Judging without being judgemental: Performance evaluations

 

Harry Greenspun, M.D.

Chief Medical Officer, Managing Director, Health Solutions

Korn Ferry

March 27, 2018

We’d like to hear your thoughts and experiences. Is your organization becoming more agile? How are you adapting to the challenges of the digital economy? 
Join the conversation on LinkedIn

Like many organizations, we are amid performance evaluations and being asked to provide “honest feedback about both strengths and development areas.”  As I stood in my kitchen pondering what to say about various colleagues, my 11-year-old son Zander cut a slice of the banana bread I’d just made and declared, “It’s slightly under baked and the nuts sank to the bottom. You could have tossed them in a bit of flour.”

 

I learned to cook at an early age, and it is a skill that has served me well.  From being able to prepare my own snacks as a kid to surviving days locked in my apartment studying in medical school to entertaining friends and relatives today, it has proven invaluable.
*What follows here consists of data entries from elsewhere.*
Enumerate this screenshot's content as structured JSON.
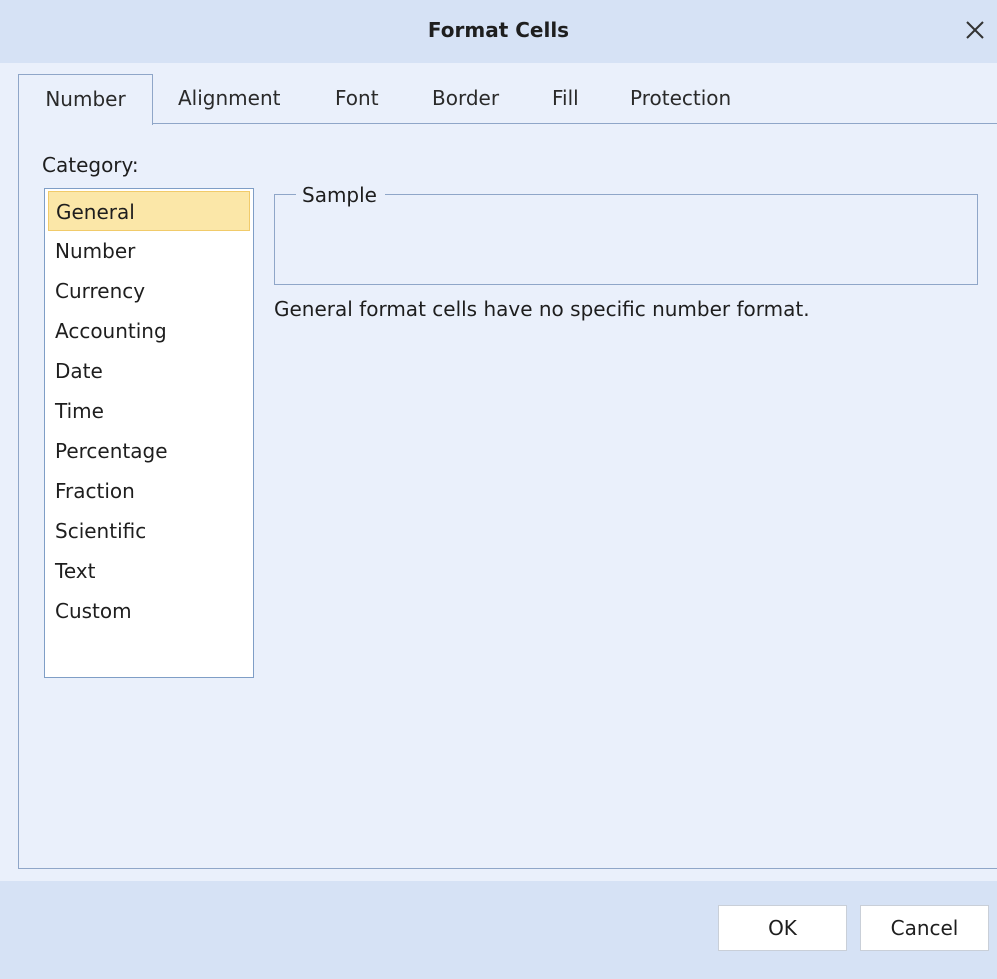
{
  "window": {
    "title": "Format Cells",
    "close_icon": "close-icon"
  },
  "tabs": [
    {
      "label": "Number",
      "active": true
    },
    {
      "label": "Alignment"
    },
    {
      "label": "Font"
    },
    {
      "label": "Border"
    },
    {
      "label": "Fill"
    },
    {
      "label": "Protection"
    }
  ],
  "number_tab": {
    "category_label": "Category:",
    "categories": [
      "General",
      "Number",
      "Currency",
      "Accounting",
      "Date",
      "Time",
      "Percentage",
      "Fraction",
      "Scientific",
      "Text",
      "Custom"
    ],
    "selected_category": "General",
    "sample_label": "Sample",
    "sample_value": "",
    "description": "General format cells have no specific number format."
  },
  "buttons": {
    "ok": "OK",
    "cancel": "Cancel"
  },
  "colors": {
    "titlebar": "#d6e2f5",
    "dialog_bg": "#eaf0fb",
    "selection": "#fbe7a8",
    "border": "#8fa6c8"
  }
}
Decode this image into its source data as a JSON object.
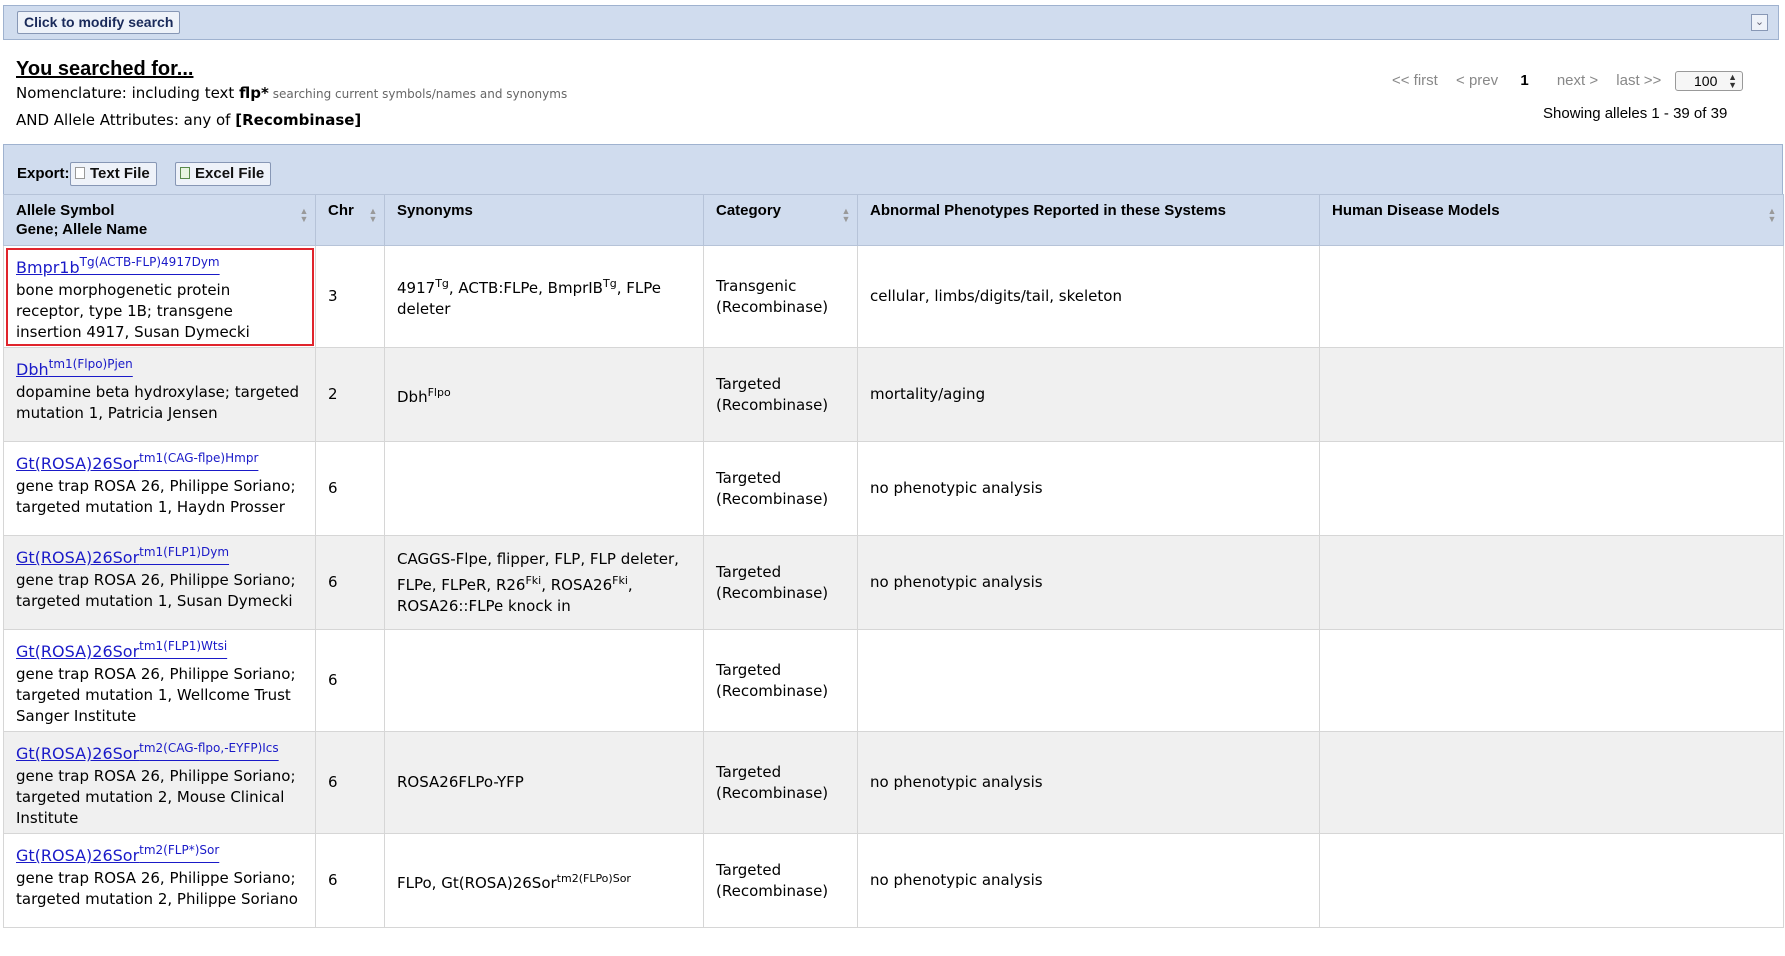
{
  "modify_search": {
    "label": "Click to modify search"
  },
  "summary": {
    "title": "You searched for...",
    "line1_prefix": "Nomenclature: including text ",
    "line1_term": "flp*",
    "line1_note": "searching current symbols/names and synonyms",
    "line2_prefix": "AND Allele Attributes: any of ",
    "line2_term": "[Recombinase]"
  },
  "pager": {
    "first": "<< first",
    "prev": "< prev",
    "current": "1",
    "next": "next >",
    "last": "last >>",
    "page_size": "100",
    "showing": "Showing alleles 1 - 39 of 39"
  },
  "export": {
    "label": "Export:",
    "text_file": "Text File",
    "excel_file": "Excel File"
  },
  "columns": {
    "allele_line1": "Allele Symbol",
    "allele_line2": "Gene; Allele Name",
    "chr": "Chr",
    "synonyms": "Synonyms",
    "category": "Category",
    "phenotypes": "Abnormal Phenotypes Reported in these Systems",
    "disease": "Human Disease Models"
  },
  "rows": [
    {
      "symbol": "Bmpr1b",
      "sup": "Tg(ACTB-FLP)4917Dym",
      "name": "bone morphogenetic protein receptor, type 1B; transgene insertion 4917, Susan Dymecki",
      "chr": "3",
      "synonyms": [
        {
          "t": "4917"
        },
        {
          "s": "Tg"
        },
        {
          "t": ", ACTB:FLPe, BmprIB"
        },
        {
          "s": "Tg"
        },
        {
          "t": ", FLPe deleter"
        }
      ],
      "category": "Transgenic (Recombinase)",
      "phenotypes": "cellular, limbs/digits/tail, skeleton",
      "disease": ""
    },
    {
      "symbol": "Dbh",
      "sup": "tm1(Flpo)Pjen",
      "name": "dopamine beta hydroxylase; targeted mutation 1, Patricia Jensen",
      "chr": "2",
      "synonyms": [
        {
          "t": "Dbh"
        },
        {
          "s": "Flpo"
        }
      ],
      "category": "Targeted (Recombinase)",
      "phenotypes": "mortality/aging",
      "disease": ""
    },
    {
      "symbol": "Gt(ROSA)26Sor",
      "sup": "tm1(CAG-flpe)Hmpr",
      "name": "gene trap ROSA 26, Philippe Soriano; targeted mutation 1, Haydn Prosser",
      "chr": "6",
      "synonyms": [],
      "category": "Targeted (Recombinase)",
      "phenotypes": "no phenotypic analysis",
      "disease": ""
    },
    {
      "symbol": "Gt(ROSA)26Sor",
      "sup": "tm1(FLP1)Dym",
      "name": "gene trap ROSA 26, Philippe Soriano; targeted mutation 1, Susan Dymecki",
      "chr": "6",
      "synonyms": [
        {
          "t": "CAGGS-Flpe, flipper, FLP, FLP deleter, FLPe, FLPeR, R26"
        },
        {
          "s": "Fki"
        },
        {
          "t": ", ROSA26"
        },
        {
          "s": "Fki"
        },
        {
          "t": ", ROSA26::FLPe knock in"
        }
      ],
      "category": "Targeted (Recombinase)",
      "phenotypes": "no phenotypic analysis",
      "disease": ""
    },
    {
      "symbol": "Gt(ROSA)26Sor",
      "sup": "tm1(FLP1)Wtsi",
      "name": "gene trap ROSA 26, Philippe Soriano; targeted mutation 1, Wellcome Trust Sanger Institute",
      "chr": "6",
      "synonyms": [],
      "category": "Targeted (Recombinase)",
      "phenotypes": "",
      "disease": ""
    },
    {
      "symbol": "Gt(ROSA)26Sor",
      "sup": "tm2(CAG-flpo,-EYFP)Ics",
      "name": "gene trap ROSA 26, Philippe Soriano; targeted mutation 2, Mouse Clinical Institute",
      "chr": "6",
      "synonyms": [
        {
          "t": "ROSA26FLPo-YFP"
        }
      ],
      "category": "Targeted (Recombinase)",
      "phenotypes": "no phenotypic analysis",
      "disease": ""
    },
    {
      "symbol": "Gt(ROSA)26Sor",
      "sup": "tm2(FLP*)Sor",
      "name": "gene trap ROSA 26, Philippe Soriano; targeted mutation 2, Philippe Soriano",
      "chr": "6",
      "synonyms": [
        {
          "t": "FLPo, Gt(ROSA)26Sor"
        },
        {
          "s": "tm2(FLPo)Sor"
        }
      ],
      "category": "Targeted (Recombinase)",
      "phenotypes": "no phenotypic analysis",
      "disease": ""
    }
  ]
}
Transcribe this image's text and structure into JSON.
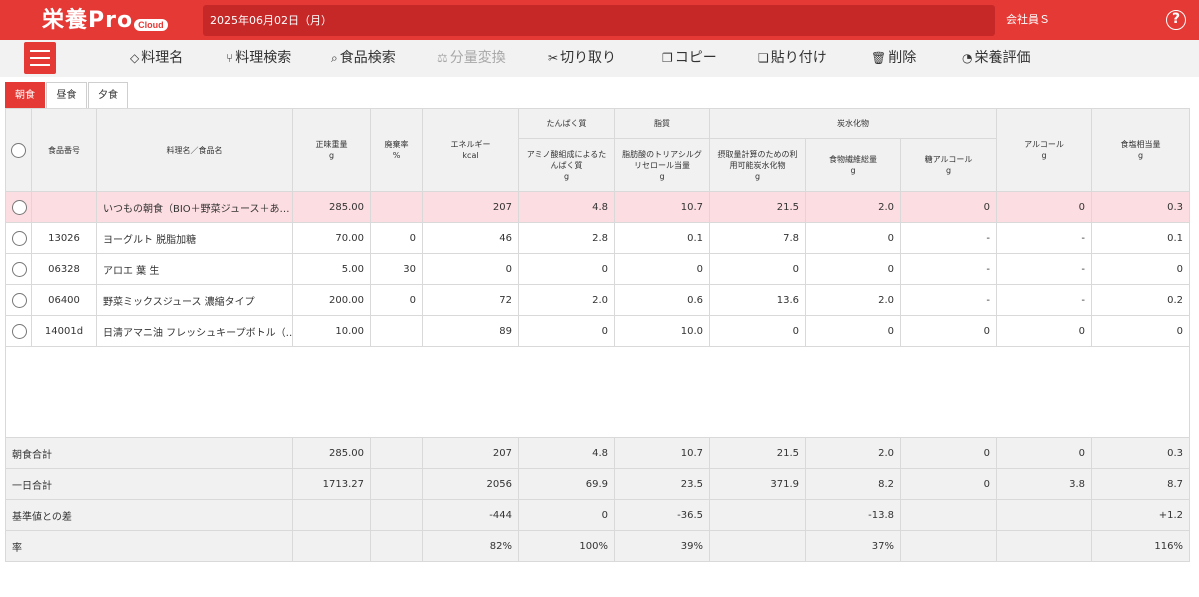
{
  "header": {
    "logo_text": "栄養Pro",
    "logo_badge": "Cloud",
    "date": "2025年06月02日（月）",
    "user": "会社員Ｓ",
    "help_glyph": "?"
  },
  "toolbar": {
    "items": [
      {
        "label": "料理名",
        "icon": "tag-icon",
        "glyph": "◇"
      },
      {
        "label": "料理検索",
        "icon": "fork-knife-icon",
        "glyph": "⑂"
      },
      {
        "label": "食品検索",
        "icon": "search-icon",
        "glyph": "⌕"
      },
      {
        "label": "分量変換",
        "icon": "scale-icon",
        "glyph": "⚖"
      },
      {
        "label": "切り取り",
        "icon": "scissors-icon",
        "glyph": "✂"
      },
      {
        "label": "コピー",
        "icon": "copy-icon",
        "glyph": "❐"
      },
      {
        "label": "貼り付け",
        "icon": "paste-icon",
        "glyph": "❏"
      },
      {
        "label": "削除",
        "icon": "trash-icon",
        "glyph": "🗑"
      },
      {
        "label": "栄養評価",
        "icon": "pie-chart-icon",
        "glyph": "◔"
      }
    ]
  },
  "tabs": [
    {
      "label": "朝食",
      "active": true
    },
    {
      "label": "昼食",
      "active": false
    },
    {
      "label": "夕食",
      "active": false
    }
  ],
  "table": {
    "headers": {
      "food_no": "食品番号",
      "name": "料理名／食品名",
      "weight": "正味重量",
      "weight_unit": "g",
      "waste": "廃棄率",
      "waste_unit": "%",
      "energy": "エネルギー",
      "energy_unit": "kcal",
      "protein_group": "たんぱく質",
      "protein": "アミノ酸組成によるたんぱく質",
      "protein_unit": "g",
      "fat_group": "脂質",
      "fat": "脂肪酸のトリアシルグリセロール当量",
      "fat_unit": "g",
      "carb_group": "炭水化物",
      "carb": "摂取量計算のための利用可能炭水化物",
      "carb_unit": "g",
      "fiber": "食物繊維総量",
      "fiber_unit": "g",
      "sugar_alcohol": "糖アルコール",
      "sugar_alcohol_unit": "g",
      "alcohol": "アルコール",
      "alcohol_unit": "g",
      "salt": "食塩相当量",
      "salt_unit": "g"
    },
    "rows": [
      {
        "no": "",
        "name": "いつもの朝食（BIO＋野菜ジュース＋あ…",
        "weight": "285.00",
        "waste": "",
        "energy": "207",
        "protein": "4.8",
        "fat": "10.7",
        "carb": "21.5",
        "fiber": "2.0",
        "sugar_alcohol": "0",
        "alcohol": "0",
        "salt": "0.3",
        "highlight": true
      },
      {
        "no": "13026",
        "name": "ヨーグルト 脱脂加糖",
        "weight": "70.00",
        "waste": "0",
        "energy": "46",
        "protein": "2.8",
        "fat": "0.1",
        "carb": "7.8",
        "fiber": "0",
        "sugar_alcohol": "-",
        "alcohol": "-",
        "salt": "0.1"
      },
      {
        "no": "06328",
        "name": "アロエ 葉 生",
        "weight": "5.00",
        "waste": "30",
        "energy": "0",
        "protein": "0",
        "fat": "0",
        "carb": "0",
        "fiber": "0",
        "sugar_alcohol": "-",
        "alcohol": "-",
        "salt": "0"
      },
      {
        "no": "06400",
        "name": "野菜ミックスジュース 濃縮タイプ",
        "weight": "200.00",
        "waste": "0",
        "energy": "72",
        "protein": "2.0",
        "fat": "0.6",
        "carb": "13.6",
        "fiber": "2.0",
        "sugar_alcohol": "-",
        "alcohol": "-",
        "salt": "0.2"
      },
      {
        "no": "14001d",
        "name": "日清アマニ油 フレッシュキープボトル（…",
        "weight": "10.00",
        "waste": "",
        "energy": "89",
        "protein": "0",
        "fat": "10.0",
        "carb": "0",
        "fiber": "0",
        "sugar_alcohol": "0",
        "alcohol": "0",
        "salt": "0"
      }
    ],
    "summary": [
      {
        "label": "朝食合計",
        "weight": "285.00",
        "waste": "",
        "energy": "207",
        "protein": "4.8",
        "fat": "10.7",
        "carb": "21.5",
        "fiber": "2.0",
        "sugar_alcohol": "0",
        "alcohol": "0",
        "salt": "0.3"
      },
      {
        "label": "一日合計",
        "weight": "1713.27",
        "waste": "",
        "energy": "2056",
        "protein": "69.9",
        "fat": "23.5",
        "carb": "371.9",
        "fiber": "8.2",
        "sugar_alcohol": "0",
        "alcohol": "3.8",
        "salt": "8.7"
      },
      {
        "label": "基準値との差",
        "weight": "",
        "waste": "",
        "energy": "-444",
        "protein": "0",
        "fat": "-36.5",
        "carb": "",
        "fiber": "-13.8",
        "sugar_alcohol": "",
        "alcohol": "",
        "salt": "+1.2"
      },
      {
        "label": "率",
        "weight": "",
        "waste": "",
        "energy": "82%",
        "protein": "100%",
        "fat": "39%",
        "carb": "",
        "fiber": "37%",
        "sugar_alcohol": "",
        "alcohol": "",
        "salt": "116%"
      }
    ]
  },
  "colors": {
    "brand_red": "#e53935",
    "date_bar": "#c62828",
    "highlight_row": "#fcdde1",
    "header_bg": "#f1f1f1"
  }
}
Knowing that, by the time each of my kids was in elementary school, they already had a good repertoire of dishes and adequate knife skills. Of course, they had to start off simply. Recently my teenage son Luca was chagrined to discover, while scrutinizing a picture of him as a toddler, that he was only whisking water in a measuring cup. 

 

There were only a handful of cooking shows on when I was growing up, so Julia Child was my main inspiration. Today, the boys have virtually unlimited programs to watch, and can find shows dedicated to whatever they are interested in making. We often find ourselves staring into the refrigerator, seeing what ingredients are available, and creating our own “Chopped” challenge. One family favorite has been the BBC’s “The Great British Baking Show.” For those unfamiliar, it is a traditional elimination-style cooking contest, whittling down a contestant each week from a starting pool of 12. Each episode has three challenges (a “signature bake, “a technical challenge, and a “showstopper”). 

 

Besides the great sportsmanship and comradery the contestants demonstrate, the show is remarkable for its highly detailed and markedly pointed judging. Sometimes open, sometimes blinded, each item is thoroughly scrutinized for appearance, taste, texture, consistency, and beyond. The judges also have an uncanny ability to diagnose what may have caused problems (temperature is too high, inadequate proofing, over-kneading, excessive moisture, etc.). Although I should not have been surprised, my kids had absorbed an enormous number of terms and were now able to provide incredibly specific criticism, both constructive and damning. Occasionally, they could identify precisely what they liked about something as well.

 

What this highlighted for me was the struggle many people have evaluating others. They lack the vocabulary and framework to provide accurate, constructive, and actionable feedback. In addition, they often cannot communicate feedback effectively, so the message is lost in the process. Wanting to learn more, I sought some guidance from my colleagues Christine Rivers and Jim Aggen.

 

Valuable feedback focuses on behaviors rather than judgments. The differences are important:

 

Behaviors

Judgments

  • Observable
  • External
  • Objective
  • Measurable
  • Specific
  • Descriptive
  • Tangible
  • Visible
  • Assumed
  • Internal
  • Subjective
  • Abstract
  • General
  • Judgmental/evaluative
  • Intangible
  • Invisible

For example:

 

 

John did not speak up in the meeting.

 

John is too passive.

 

Mary did not deliver the report on time and the numbers were not categorized.

 

Mary is disorganized.

 

Chris maintains telephone contact with the client at least once a week.

 

Chris is an excellent customer representative.

 

Equally important is to remember that feedback is not a message to be delivered, it is a dialogue to engage in and a process of inquiry. The deliverer must help the receiver hear the feedback. An effective way to do this is by asking questions like, “What does that mean to you?  Is there something about this that surprises you? What examples might fit this?”

 

This is particularly important when delivering tough feedback, while also demonstrating caring, concern, and respect. Stating your intent up front (“I need to deliver some tough messages”).  This can feel demoralizing to the receiver, so acknowledging the emotion of the moment is important, as is expressing confidence in the other’s ability to improve. 

 

Being thoughtful and deliberative with the entire feedback process results in a constructive outcome. Of course, if the moment isn’t right or other factors supersede, the message will simply be lost. Our friend Carly (several months pregnant and in the middle of major home renovation) dropped off some cookies to thank us for moving some furniture. We each took a bite of what were clearly an under baked and under-salted batch. Luca and Zander turned to Carly and said, “Thank you.”